Side effects of retinol

While retinol is linked to a number of amazing skin benefits, dermatitis — a general term for skin irritation — can be an unwelcome side effect. Common signs of dermatitis include skin dryness, flaking and peeling, redness, and tiny bumps or inflammation appearing around the mouth or under the nose and eyes (per Mayo Clinic). Dermatitis can occur when over-the-counter retinol products are misused — that is, used too frequently or using a concentration that is too strong for your skin (via Mindbodygreen). If you see signs of skin irritation while using retinol, you should use your product less often, switch to a product with a smaller percentage of retinol, or discontinue use until you get your skin back on track. 

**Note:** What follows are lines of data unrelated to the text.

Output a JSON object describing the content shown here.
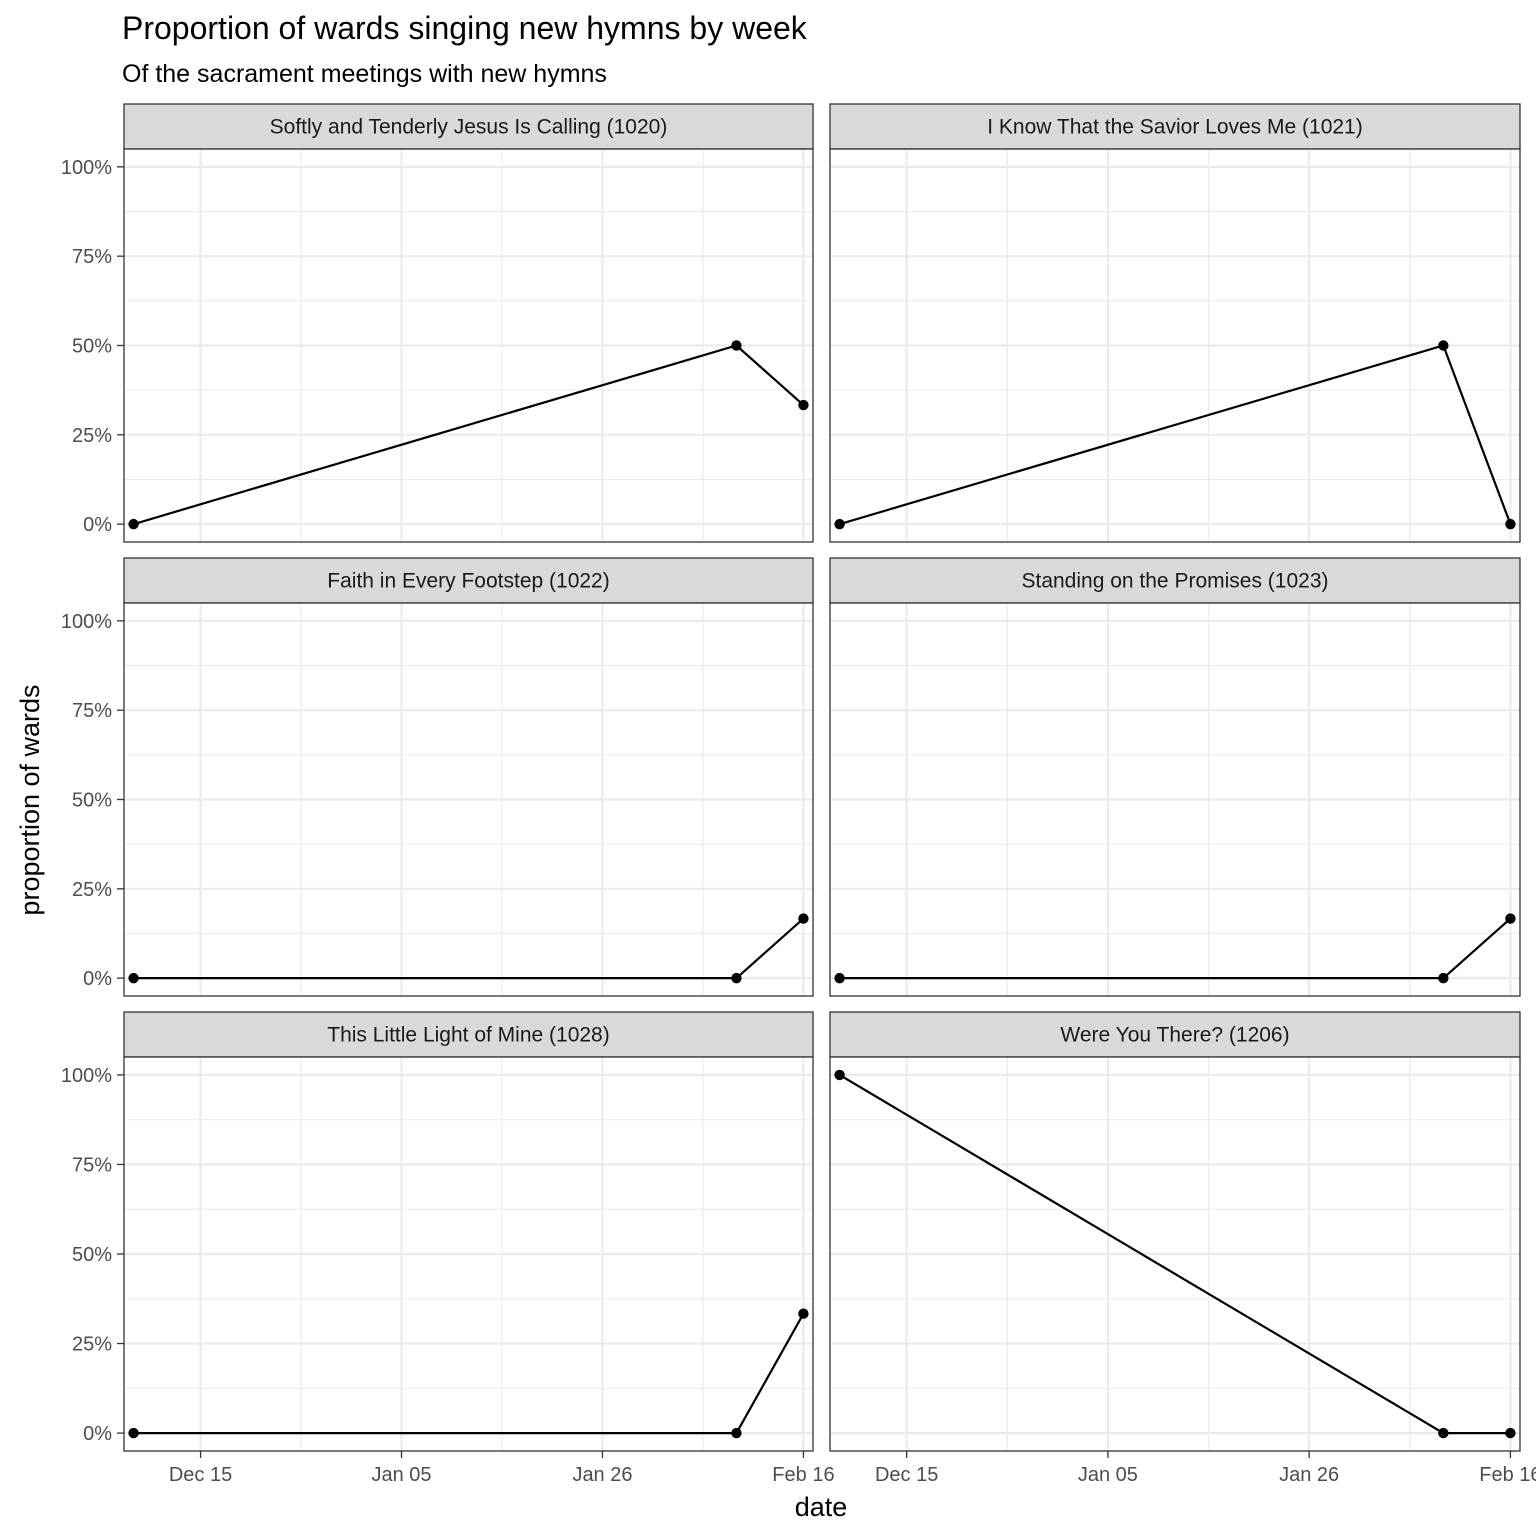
{
  "chart_data": {
    "type": "line",
    "title": "Proportion of wards singing new hymns by week",
    "subtitle": "Of the sacrament meetings with new hymns",
    "xlabel": "date",
    "ylabel": "proportion of wards",
    "x": [
      "Dec 08",
      "Feb 09",
      "Feb 16"
    ],
    "xlim": [
      "Dec 07",
      "Feb 17"
    ],
    "x_ticks": [
      "Dec 15",
      "Jan 05",
      "Jan 26",
      "Feb 16"
    ],
    "ylim": [
      -0.05,
      1.05
    ],
    "y_ticks": [
      "0%",
      "25%",
      "50%",
      "75%",
      "100%"
    ],
    "grid": true,
    "marker_color": "#000000",
    "panels": [
      {
        "title": "Softly and Tenderly Jesus Is Calling (1020)",
        "values": [
          0,
          0.5,
          0.3333
        ]
      },
      {
        "title": "I Know That the Savior Loves Me (1021)",
        "values": [
          0,
          0.5,
          0
        ]
      },
      {
        "title": "Faith in Every Footstep (1022)",
        "values": [
          0,
          0,
          0.1667
        ]
      },
      {
        "title": "Standing on the Promises (1023)",
        "values": [
          0,
          0,
          0.1667
        ]
      },
      {
        "title": "This Little Light of Mine (1028)",
        "values": [
          0,
          0,
          0.3333
        ]
      },
      {
        "title": "Were You There? (1206)",
        "values": [
          1,
          0,
          0
        ]
      }
    ]
  }
}
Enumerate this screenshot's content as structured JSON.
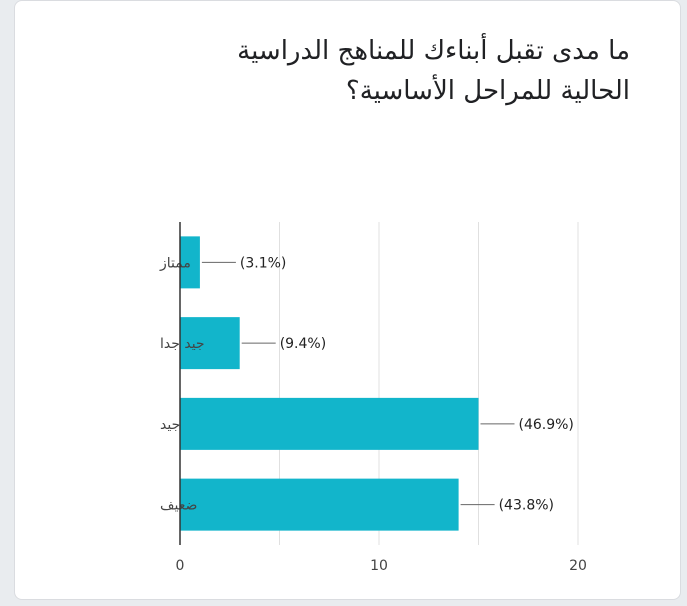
{
  "question": "ما مدى تقبل أبناءك للمناهج الدراسية الحالية للمراحل الأساسية؟",
  "chart_data": {
    "type": "bar",
    "orientation": "horizontal",
    "categories": [
      "ممتاز",
      "جيد جدا",
      "جيد",
      "ضعيف"
    ],
    "values": [
      1,
      3,
      15,
      14
    ],
    "data_labels": [
      "(3.1%)",
      "(9.4%)",
      "(46.9%)",
      "(43.8%)"
    ],
    "xlim": [
      0,
      20
    ],
    "xticks": [
      0,
      10,
      20
    ],
    "grid": true,
    "color": "#12b5cb"
  }
}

Fortunately, there are things you can do to help your skin recover from retinol-induced dermatitis. For one, use very gentle cleansers. Mindbodygreen recommends face washes with colloidal oat or manuka honey or any product marketed as "milky." Also, regularly apply calming moisturizers that can help hydrate your skin and repair your skin barrier or the outermost layer of your skin. Finally, when you do go back to using any retinol product, The Healthy advises always using a minimum of SPF 30 on your face to prevent sun damage.